The brickwork in the south gable wall
(2 7/8 ins; 73mm thick) is later than the side walling (its
scar is shown in Fig.
10), and this might suggest the earlier presence of a
timber truss and possibly a cruck-frame that had to be replaced;
if so, this would support an early date for the building.
It was not possible to determine whether the brickwork at
the north end was a similar replacement of earlier walling.
As with many timber-framed structures,
the infilling was eventually replaced by brick, although parts
of the original material may survive behind the bricks and
explain the variations in the east wall’s thickness
and undulating nature, which is especially pronounced near
the south-east corner of Room 1. Two of the east windows are
set in a central length of thinner walling only a half-brick
thick where the original walling may have been removed en
block below where new casement windows were inserted
The brickwork dates from somewhere in
the 18th century, as indicated by the brick size mentioned
in the description above. Most of the west wall was rebuilt
or re-faced and only one timber remains on show; other may
survive under the plaster on the inside faces. This wall is
straight whilst the east wall has bowed. This kink shows inside
too, on the left of the passageway in Plate
14. This view also shows horizontal wall timbers plates,
one joining the cross-beam at the same level, and another
just beneath the ceiling. These are in original positions
– at joist level (other joist seatings show in the top
of the cross-beam), and at wall-plate level, where the roof
begins. The cross-beam, although it has been moved slightly
is still at its original height, and the ceiling would have
been about 2m (6½ft) above ground level, which is comparable
to the floor heights in the other two buildings surveyed.

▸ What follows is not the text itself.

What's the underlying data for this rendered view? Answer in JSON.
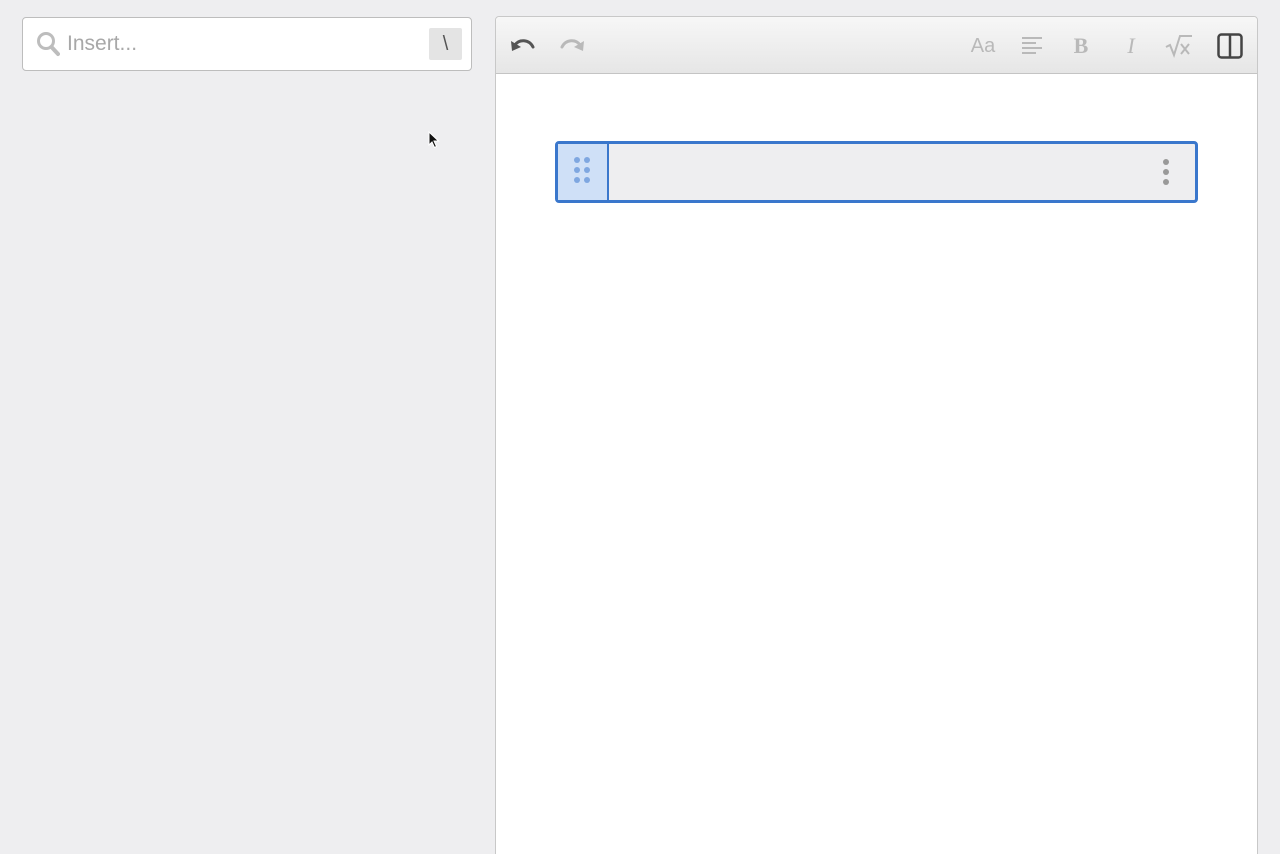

The cross-beam spanned the building rather
than set axially as found in the other buildings surveyed.
It has been moved slightly at its west end when a window was
inserted. The second vertical timber in the passageway (Plate
14), a sizeable timber that still extends through to the
outer face, may mark the position of a stud-wall and a north-south
room division; it has mortices from adjoining partition timbers
still showing (Plate
15). If so, the cottage would have had two rooms, the
south one about 13½ft (4.1m) long and the other about
11½ft (3.5m) long, both with a width of about 12ft
(3.65m). Today, the roof still starts from about the position
of the earliest wall plates and the angle of the roof replicates
that of the earlier structure. The building would have been
1½ storeys high, with an upper garret / loft, open
to the roof and used principally for storage, or perhaps for
sleeping. Today, this area, with its floor higher than previously
and with probably less headroom, is used as a bedroom.
A cottage such as this may originally
have had a single hearth. The end stacks, for which there
is evidence of one at either end, may date from different
periods. Plate
16 shows the outline of bricks at the south gable-end
but no stack. This wall was probably replaced after 1900 as
the bricks used are similar to those infilling the doorway
where of the woman stands in the photograph. These are a standard
3 x 9ins (76 x 229mm) in size. More recent developments in
the original building have included the heightening of the
ceiling level (section in Fig.
10) with the insertion of a completely new upper floor,
supported by 3ins (76mm) timbers, and a new room layout. The
building has been extended in at least two phases –
the first for Rooms 3 and 4, and secondly for Rooms 6 and
7, and the wing, Room 7. The first phase had occurred before
1964 when the extended property is shown on a sale plan, and
the second phase is relatively recent as the brickwork is
stretcher bond, indicative of breeze-block construction.
There is a strong possibility that
this building dates from the late 16th century, although one
tree-ring date alone is far from conclusive. Its brickwork
is of 18th century date, which is a period when many older
buildings were ‘improved.’ The building was subjected
to further structural alterations in the 20th century, culminating
in a major re-roofing and extension in recent times.